Только после этого ваивода подошел к нему. Он ступал, явственно хромая, поигрывая пальцами на рукояти одного из своих зловещих клин ков, а ухмылка сменилась внимательным взором заинтересованного животного. Он остановился в нескольких шагах от привязанного примариса, а его подручные увивались неподалеку, и шумные толпы орков стали понемногу утихать.
— Б-белый клювастик! — прогромыхал Ургорк. Он говорил на ужасном запинающемся и чудовищно упрощенном низком готике, однако слова можно было различить. Поликсис ничего не ответил. Орк подошел поближе. — Тибя-та я и искал! Мне все уши пражужжали пра крутова клювастава ванючку. Знаишь, они травят пра тибя байки. Ты — тот ма’ый, шо штопаит всех. Мой чудила эта увидил.
Поликсис отказывался отвечать. Ургорк ткнул своим когтистым пальцем, указывая на окружавшее его море уродливых зеленых морд.
— Эти парни пришли сюды ваивать. Правда, байцы?
Орки согласно взревели, и эхо громогласно зазвенело под высокими сводчатыми потолками. В это же время Ургорк придвинулся и понизил голос.

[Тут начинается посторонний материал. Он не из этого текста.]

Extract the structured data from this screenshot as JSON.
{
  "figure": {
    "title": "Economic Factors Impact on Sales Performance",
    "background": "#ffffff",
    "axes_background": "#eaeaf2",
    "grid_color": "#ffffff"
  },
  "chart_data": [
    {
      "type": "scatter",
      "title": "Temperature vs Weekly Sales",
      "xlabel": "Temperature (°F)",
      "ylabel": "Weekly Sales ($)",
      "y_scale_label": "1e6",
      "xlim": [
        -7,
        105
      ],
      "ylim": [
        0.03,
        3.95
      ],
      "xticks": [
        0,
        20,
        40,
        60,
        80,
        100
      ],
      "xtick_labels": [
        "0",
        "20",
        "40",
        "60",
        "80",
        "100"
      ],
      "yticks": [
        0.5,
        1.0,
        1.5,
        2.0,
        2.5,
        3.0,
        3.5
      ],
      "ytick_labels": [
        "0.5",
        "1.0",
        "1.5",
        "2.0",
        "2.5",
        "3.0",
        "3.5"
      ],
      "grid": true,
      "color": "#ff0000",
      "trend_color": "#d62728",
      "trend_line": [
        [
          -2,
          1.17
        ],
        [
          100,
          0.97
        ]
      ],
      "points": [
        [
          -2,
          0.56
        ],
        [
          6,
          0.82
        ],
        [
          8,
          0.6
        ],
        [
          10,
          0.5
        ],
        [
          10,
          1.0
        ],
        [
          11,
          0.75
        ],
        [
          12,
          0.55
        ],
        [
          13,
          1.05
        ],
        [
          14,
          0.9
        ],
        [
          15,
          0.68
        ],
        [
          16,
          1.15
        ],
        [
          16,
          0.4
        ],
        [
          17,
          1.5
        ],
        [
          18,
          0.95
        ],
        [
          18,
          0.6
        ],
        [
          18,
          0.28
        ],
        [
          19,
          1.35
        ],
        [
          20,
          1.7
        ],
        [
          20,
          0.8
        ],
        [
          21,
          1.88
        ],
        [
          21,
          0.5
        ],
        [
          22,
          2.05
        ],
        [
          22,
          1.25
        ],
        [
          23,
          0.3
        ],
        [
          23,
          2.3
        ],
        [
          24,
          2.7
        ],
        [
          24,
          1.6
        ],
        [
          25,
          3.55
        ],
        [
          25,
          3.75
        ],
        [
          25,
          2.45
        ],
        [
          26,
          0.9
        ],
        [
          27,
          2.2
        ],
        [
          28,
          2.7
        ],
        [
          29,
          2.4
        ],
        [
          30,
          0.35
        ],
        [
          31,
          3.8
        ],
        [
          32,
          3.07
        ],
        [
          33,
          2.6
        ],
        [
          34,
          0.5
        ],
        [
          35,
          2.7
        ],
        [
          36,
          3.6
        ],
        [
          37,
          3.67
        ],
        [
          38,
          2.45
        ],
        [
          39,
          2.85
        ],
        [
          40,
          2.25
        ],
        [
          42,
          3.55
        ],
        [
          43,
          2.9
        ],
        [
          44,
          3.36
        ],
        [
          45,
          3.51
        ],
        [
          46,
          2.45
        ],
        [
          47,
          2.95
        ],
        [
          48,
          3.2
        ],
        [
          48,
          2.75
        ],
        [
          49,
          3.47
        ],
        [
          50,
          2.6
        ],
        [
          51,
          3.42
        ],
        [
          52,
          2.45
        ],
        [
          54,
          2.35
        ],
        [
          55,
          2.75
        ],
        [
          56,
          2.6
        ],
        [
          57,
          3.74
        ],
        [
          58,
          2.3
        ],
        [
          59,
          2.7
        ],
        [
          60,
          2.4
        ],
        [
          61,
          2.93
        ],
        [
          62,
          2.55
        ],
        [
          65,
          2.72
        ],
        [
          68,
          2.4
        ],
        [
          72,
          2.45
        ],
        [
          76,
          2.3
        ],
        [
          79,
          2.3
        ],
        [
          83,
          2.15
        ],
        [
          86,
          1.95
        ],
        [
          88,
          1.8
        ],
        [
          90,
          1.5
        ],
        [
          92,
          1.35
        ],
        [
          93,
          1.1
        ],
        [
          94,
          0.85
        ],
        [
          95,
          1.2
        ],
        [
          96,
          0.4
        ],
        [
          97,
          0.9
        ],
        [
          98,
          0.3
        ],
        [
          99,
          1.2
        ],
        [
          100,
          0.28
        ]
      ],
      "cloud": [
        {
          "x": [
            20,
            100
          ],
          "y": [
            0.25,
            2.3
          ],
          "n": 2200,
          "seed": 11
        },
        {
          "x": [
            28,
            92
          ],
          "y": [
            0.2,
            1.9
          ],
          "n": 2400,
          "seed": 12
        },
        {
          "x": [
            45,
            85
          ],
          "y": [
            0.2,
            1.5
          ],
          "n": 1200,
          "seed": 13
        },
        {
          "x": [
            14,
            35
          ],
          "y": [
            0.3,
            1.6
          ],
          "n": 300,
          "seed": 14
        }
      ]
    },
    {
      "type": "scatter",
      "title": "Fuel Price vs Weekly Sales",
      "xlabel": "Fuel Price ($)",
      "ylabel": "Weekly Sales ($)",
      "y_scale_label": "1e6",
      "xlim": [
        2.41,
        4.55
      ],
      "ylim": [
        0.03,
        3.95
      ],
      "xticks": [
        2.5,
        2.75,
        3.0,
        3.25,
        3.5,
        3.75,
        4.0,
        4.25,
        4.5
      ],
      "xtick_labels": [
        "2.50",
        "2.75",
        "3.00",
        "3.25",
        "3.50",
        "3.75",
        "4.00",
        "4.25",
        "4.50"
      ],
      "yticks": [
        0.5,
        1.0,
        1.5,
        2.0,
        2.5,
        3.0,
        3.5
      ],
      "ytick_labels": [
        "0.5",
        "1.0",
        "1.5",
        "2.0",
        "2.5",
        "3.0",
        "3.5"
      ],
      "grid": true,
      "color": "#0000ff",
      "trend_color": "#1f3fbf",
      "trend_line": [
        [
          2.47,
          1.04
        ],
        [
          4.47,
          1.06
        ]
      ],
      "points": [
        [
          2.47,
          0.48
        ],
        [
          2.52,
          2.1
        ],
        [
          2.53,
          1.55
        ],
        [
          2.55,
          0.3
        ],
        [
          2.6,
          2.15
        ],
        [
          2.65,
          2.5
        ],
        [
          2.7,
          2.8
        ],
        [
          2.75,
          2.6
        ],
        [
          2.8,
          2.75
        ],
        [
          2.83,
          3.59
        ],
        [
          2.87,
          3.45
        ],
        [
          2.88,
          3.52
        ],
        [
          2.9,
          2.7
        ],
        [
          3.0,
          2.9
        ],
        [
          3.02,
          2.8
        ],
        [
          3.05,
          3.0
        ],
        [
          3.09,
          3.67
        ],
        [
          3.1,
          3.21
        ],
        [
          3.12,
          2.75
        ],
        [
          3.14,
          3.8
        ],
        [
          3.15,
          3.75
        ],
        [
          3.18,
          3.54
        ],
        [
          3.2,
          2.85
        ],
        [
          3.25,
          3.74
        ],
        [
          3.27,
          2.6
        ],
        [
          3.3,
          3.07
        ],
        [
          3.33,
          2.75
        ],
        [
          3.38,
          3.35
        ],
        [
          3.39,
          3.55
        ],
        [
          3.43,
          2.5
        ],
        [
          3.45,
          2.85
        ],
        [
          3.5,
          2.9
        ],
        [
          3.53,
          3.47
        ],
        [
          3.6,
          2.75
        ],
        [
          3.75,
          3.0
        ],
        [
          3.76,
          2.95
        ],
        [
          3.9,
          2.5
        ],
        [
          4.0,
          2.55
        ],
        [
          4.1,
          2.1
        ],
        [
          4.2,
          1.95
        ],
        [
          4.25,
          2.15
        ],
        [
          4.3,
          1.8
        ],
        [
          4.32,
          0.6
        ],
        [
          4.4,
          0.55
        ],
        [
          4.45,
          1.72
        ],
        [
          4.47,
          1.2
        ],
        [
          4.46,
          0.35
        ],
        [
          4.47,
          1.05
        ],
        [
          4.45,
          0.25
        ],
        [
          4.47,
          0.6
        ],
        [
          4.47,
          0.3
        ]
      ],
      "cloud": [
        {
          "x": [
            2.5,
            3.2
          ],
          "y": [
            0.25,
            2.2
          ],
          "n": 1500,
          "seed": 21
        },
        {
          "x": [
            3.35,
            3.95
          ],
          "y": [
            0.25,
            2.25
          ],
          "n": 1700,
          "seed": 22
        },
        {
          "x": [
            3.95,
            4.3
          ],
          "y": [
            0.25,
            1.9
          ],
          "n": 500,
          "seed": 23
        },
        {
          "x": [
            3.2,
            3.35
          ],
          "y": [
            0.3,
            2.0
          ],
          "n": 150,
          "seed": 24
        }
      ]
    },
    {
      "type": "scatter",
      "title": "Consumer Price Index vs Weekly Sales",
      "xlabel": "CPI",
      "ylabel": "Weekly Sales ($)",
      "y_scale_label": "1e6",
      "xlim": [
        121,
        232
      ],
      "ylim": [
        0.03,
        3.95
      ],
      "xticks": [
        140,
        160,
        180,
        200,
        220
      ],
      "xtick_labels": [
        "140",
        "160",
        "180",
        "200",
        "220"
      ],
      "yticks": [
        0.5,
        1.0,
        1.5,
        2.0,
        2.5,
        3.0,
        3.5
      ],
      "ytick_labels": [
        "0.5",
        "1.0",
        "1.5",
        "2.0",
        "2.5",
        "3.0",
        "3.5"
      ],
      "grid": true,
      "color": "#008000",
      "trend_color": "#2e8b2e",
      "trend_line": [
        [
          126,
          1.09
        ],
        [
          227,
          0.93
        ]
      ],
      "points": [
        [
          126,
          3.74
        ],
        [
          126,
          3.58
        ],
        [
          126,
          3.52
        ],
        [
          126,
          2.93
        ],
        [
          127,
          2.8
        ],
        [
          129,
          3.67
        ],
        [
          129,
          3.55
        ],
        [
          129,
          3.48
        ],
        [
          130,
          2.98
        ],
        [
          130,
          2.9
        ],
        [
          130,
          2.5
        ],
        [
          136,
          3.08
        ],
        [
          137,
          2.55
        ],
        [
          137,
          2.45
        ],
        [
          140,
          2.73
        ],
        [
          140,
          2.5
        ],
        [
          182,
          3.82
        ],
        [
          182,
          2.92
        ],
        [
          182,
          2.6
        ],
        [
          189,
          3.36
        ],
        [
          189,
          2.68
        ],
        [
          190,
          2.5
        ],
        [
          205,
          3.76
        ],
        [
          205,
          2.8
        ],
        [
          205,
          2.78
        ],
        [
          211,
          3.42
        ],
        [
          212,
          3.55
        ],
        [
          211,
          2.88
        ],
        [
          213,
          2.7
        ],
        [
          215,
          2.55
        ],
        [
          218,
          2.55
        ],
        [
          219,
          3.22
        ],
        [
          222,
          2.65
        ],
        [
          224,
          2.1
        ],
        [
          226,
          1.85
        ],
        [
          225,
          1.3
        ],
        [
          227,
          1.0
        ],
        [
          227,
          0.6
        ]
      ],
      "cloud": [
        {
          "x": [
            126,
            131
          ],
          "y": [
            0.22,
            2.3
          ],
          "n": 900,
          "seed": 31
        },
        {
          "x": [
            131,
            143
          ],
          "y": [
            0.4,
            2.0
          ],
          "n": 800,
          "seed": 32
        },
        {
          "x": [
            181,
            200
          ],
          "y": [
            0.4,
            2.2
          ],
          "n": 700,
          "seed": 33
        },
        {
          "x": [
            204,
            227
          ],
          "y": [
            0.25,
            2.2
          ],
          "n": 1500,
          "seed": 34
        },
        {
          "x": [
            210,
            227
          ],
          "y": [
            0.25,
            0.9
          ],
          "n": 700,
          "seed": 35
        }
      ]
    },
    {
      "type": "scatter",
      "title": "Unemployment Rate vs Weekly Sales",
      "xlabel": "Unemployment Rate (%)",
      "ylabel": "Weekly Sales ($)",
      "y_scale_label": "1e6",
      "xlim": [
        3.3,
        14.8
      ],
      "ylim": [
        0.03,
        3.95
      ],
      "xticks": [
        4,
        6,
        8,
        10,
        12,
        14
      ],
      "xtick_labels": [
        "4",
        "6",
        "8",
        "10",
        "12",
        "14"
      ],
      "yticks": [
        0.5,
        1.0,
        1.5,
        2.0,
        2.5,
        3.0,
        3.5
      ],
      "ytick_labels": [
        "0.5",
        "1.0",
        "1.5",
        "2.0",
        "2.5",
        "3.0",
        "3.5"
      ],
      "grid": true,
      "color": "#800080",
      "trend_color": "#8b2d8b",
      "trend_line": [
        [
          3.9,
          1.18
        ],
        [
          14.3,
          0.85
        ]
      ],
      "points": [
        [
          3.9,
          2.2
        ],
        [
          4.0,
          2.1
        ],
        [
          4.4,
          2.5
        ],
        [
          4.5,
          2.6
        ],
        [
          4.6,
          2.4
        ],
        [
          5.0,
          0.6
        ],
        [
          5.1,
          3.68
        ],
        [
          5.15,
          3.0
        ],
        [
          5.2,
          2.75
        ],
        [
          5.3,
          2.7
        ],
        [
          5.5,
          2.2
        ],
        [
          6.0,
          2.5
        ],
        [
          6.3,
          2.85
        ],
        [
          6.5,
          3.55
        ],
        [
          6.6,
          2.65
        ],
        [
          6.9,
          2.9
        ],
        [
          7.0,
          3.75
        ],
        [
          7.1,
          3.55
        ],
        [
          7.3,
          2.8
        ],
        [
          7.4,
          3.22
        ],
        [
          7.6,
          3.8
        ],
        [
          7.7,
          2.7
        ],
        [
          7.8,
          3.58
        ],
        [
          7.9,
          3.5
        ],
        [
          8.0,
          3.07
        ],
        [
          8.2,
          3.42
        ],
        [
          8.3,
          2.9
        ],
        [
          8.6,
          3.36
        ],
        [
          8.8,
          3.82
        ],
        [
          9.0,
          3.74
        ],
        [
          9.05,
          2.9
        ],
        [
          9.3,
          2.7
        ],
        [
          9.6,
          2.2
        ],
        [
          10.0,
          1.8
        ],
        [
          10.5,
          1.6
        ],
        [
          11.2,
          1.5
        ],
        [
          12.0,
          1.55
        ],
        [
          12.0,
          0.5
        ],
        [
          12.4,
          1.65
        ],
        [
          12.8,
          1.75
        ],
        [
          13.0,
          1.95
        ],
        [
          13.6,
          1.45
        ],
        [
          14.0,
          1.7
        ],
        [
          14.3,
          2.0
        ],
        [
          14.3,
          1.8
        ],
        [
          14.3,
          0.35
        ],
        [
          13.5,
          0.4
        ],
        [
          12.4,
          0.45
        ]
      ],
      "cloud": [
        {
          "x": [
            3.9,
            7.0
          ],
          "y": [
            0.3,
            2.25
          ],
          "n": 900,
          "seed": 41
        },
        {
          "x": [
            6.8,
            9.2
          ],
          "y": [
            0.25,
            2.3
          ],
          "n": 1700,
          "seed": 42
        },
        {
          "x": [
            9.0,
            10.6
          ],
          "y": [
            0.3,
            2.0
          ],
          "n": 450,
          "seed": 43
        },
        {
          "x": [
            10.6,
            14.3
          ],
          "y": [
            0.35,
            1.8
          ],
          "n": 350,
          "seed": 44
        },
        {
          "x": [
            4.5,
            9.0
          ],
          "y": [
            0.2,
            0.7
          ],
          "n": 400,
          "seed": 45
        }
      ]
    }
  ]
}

— Но не я. Не, я хател памахацца с новыми ба’шими клювастыми, но задумал кое-что еще. Ты паможишь мне, ванючка, а када закончишь, я тебя красиво и быстро укакошу. Даже шкуру спускать не буду.
Существо постучало по одному из своих клинков.
Поликсис изо всех сил попытался пошевелить конечностями, и его мышцы сократились и напряглись, а челюсти заскрипели. Сквозь зубы он издал медленный шипящий выдох, направляя силы на то, чтобы вырвать руки из оков.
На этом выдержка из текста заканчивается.